Bir yandan Propaganda Bakanlığı gibi çalışan İletişim Başkanlığı’ndan vize alamayan gazetecileri gazeteci saymayan, sık sık tutuklayan ‘tek adam’ rejimi, diğer yandan da yargıyı muhalefete karşı bir sopa gibi kullanırken, başından beri hiç eksik olmayan Kürt düşmanlığıyla bütün bunları harmanlıyor ve baştan başa bütün ülkeyi itiraz edenlerden temizlemek istiyor. Yargıyı -tıpkı Hitler gibi- ‘milli’ hale getirerek hukuk geleneğinin en temel kaidelerini yok sayan, bu konuda AİHM gibi uluslararası kurumların denetimini yok sayan iktidarın ısrarla çıkarmak istediği ‘etki ajanlığı’ yasası, ‘siber güvenlik’ adı altında istihbarat örgütüne geniş yetkiler tanıması, RTÜK ve bütün diğer sansür sistemleri de aynı amaca hizmet ediyor.
Kararlarla yönetmek
MHP ile ittifakı sayesinde Meclis’in denetimini etkisiz hale getirerek istediği yasaları çok zorlanmadan çıkarabilen ve hiçbir alanda hesap vermeyen, sorgulanamayan AKP, Başkanlık Rejimi’ni oturttukça yasaların dışındaki karar ve uygulama biçimlerine daha çok yöneldi. 2018’den bu yana yayınlanan Cumhurbaşkanlığı Kararnamelerinin sayısı 177’yi bulurken, bunların çoğunun “Sulama Sistemleri”, “Sigortacılık ve Özel Emeklilik”, “Nüfus Politikaları”, “Türkiye Okul Sporları” gibi detaylara ait olması, Cumhurbaşkanı’nın yetkilerinin nasıl kullanıldığını anlatıyor. Başka bir kategori olan “Cumhurbaşkanlığı Kararları”nın sayısı ise 2018’den bu yana 9516’ya çıkmış durumda ve onlarda da “Denizli İlinde Kurulacak Sandalcık Regülatörü”nden “Çerkezköy Endüstri Bölgesinin Sınırlarının Değiştirilmesi”ne ve “Hububat ve Bakliyat Alım Satımı”na kadar yüzlerce detayın var olması, kurulan sistemin ne kadar tek adam rejimine bağlanmış olduğunu gösteriyor.

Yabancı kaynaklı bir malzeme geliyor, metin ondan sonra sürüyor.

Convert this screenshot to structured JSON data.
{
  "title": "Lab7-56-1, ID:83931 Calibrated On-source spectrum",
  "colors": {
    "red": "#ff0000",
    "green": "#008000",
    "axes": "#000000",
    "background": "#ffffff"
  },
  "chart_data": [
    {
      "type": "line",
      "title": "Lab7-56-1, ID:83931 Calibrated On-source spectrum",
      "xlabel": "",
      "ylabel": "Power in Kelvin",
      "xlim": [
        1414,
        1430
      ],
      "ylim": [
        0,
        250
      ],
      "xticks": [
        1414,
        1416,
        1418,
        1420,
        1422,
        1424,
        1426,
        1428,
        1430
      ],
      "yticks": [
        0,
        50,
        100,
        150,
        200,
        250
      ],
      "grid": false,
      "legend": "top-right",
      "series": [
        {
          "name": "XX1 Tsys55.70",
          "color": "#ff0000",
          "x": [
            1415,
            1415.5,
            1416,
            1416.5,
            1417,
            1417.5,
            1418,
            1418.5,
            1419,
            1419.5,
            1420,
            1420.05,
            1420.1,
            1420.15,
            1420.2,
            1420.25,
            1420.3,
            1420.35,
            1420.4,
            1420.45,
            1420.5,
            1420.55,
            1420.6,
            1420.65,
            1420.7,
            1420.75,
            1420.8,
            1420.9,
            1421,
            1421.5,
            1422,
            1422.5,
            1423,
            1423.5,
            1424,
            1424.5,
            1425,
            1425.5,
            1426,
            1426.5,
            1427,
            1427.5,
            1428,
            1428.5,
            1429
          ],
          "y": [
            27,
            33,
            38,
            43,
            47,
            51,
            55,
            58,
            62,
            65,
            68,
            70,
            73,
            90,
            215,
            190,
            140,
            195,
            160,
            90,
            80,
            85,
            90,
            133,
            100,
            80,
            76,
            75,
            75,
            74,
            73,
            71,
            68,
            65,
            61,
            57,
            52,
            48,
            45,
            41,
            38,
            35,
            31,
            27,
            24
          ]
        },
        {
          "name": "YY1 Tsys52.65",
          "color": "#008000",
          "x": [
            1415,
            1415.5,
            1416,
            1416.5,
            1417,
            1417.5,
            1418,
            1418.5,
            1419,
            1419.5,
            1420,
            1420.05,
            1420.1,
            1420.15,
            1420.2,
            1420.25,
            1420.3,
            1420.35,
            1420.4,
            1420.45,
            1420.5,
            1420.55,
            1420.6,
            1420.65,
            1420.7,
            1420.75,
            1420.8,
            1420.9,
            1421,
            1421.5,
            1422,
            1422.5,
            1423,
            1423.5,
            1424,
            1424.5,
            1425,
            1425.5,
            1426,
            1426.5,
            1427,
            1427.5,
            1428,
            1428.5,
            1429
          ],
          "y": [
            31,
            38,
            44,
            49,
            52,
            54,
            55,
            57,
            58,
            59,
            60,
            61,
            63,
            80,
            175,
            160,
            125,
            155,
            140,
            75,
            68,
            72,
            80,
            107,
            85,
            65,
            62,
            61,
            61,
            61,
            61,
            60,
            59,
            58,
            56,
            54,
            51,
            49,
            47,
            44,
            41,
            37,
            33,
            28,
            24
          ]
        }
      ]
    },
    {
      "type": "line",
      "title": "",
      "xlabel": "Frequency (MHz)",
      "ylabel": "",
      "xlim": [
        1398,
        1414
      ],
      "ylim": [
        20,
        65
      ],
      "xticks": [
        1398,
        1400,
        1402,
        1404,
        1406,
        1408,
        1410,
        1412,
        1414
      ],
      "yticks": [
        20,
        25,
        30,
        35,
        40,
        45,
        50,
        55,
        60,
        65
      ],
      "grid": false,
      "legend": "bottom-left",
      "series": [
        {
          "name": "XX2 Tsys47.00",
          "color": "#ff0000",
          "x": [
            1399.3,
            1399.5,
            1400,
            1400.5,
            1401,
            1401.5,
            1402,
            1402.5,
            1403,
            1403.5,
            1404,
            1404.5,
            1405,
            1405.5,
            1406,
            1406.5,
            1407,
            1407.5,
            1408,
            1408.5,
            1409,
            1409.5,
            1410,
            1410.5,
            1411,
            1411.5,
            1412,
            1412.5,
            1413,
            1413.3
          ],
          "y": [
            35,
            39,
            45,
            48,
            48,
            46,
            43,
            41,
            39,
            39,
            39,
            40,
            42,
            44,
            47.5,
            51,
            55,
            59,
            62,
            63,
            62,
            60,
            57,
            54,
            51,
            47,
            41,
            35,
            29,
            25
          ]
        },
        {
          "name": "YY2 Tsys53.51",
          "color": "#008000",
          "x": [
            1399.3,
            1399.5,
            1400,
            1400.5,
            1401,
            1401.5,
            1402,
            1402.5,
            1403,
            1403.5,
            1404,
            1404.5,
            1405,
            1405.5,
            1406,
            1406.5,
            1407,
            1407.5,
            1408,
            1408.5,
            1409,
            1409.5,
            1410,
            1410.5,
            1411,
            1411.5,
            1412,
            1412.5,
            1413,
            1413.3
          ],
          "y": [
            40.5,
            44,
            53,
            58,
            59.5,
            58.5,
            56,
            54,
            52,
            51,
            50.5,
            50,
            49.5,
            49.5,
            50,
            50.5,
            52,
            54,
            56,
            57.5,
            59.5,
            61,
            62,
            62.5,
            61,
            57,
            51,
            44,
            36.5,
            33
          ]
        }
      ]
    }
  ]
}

Böylece adeta bir tür ‘Reisprinzip’e dönüştürülen siyasal sistem, özellikle son 6-7 yıl boyunca, kimsenin bırakın icraatı, herhangi bir durumda (yangın, deprem, vb.) Erdoğan’dan önce konuşamadığı bir düzene kavuşurken, bir süre sonra ‘ulusun babası’ modunu da yüklenen Erdoğan, kaç çocuk yapılacağından, kürtaj hakkına ve tütün kullanımına kadar her konuda konuşma hakkını da elde etti.
Sonuç, fabrikadan fazla cezaevi yapılan ülkede, yargı ve yasama denetiminin ortadan kalkması, her alanda bütün kararların tek kişi tarafından verilmesi ve o kişinin de ‘yalnızca millete’ (yani hiç kimseye!) karşı sorumlu olması noktasına varıldı. Bütün bunlar düşünüldüğünde, en son ‘yetki yasası’ demokrasinin tabutuna çakılmış en son çivi, yeni ‘Führerprinzip’in de son tuğlası gibi duruyor.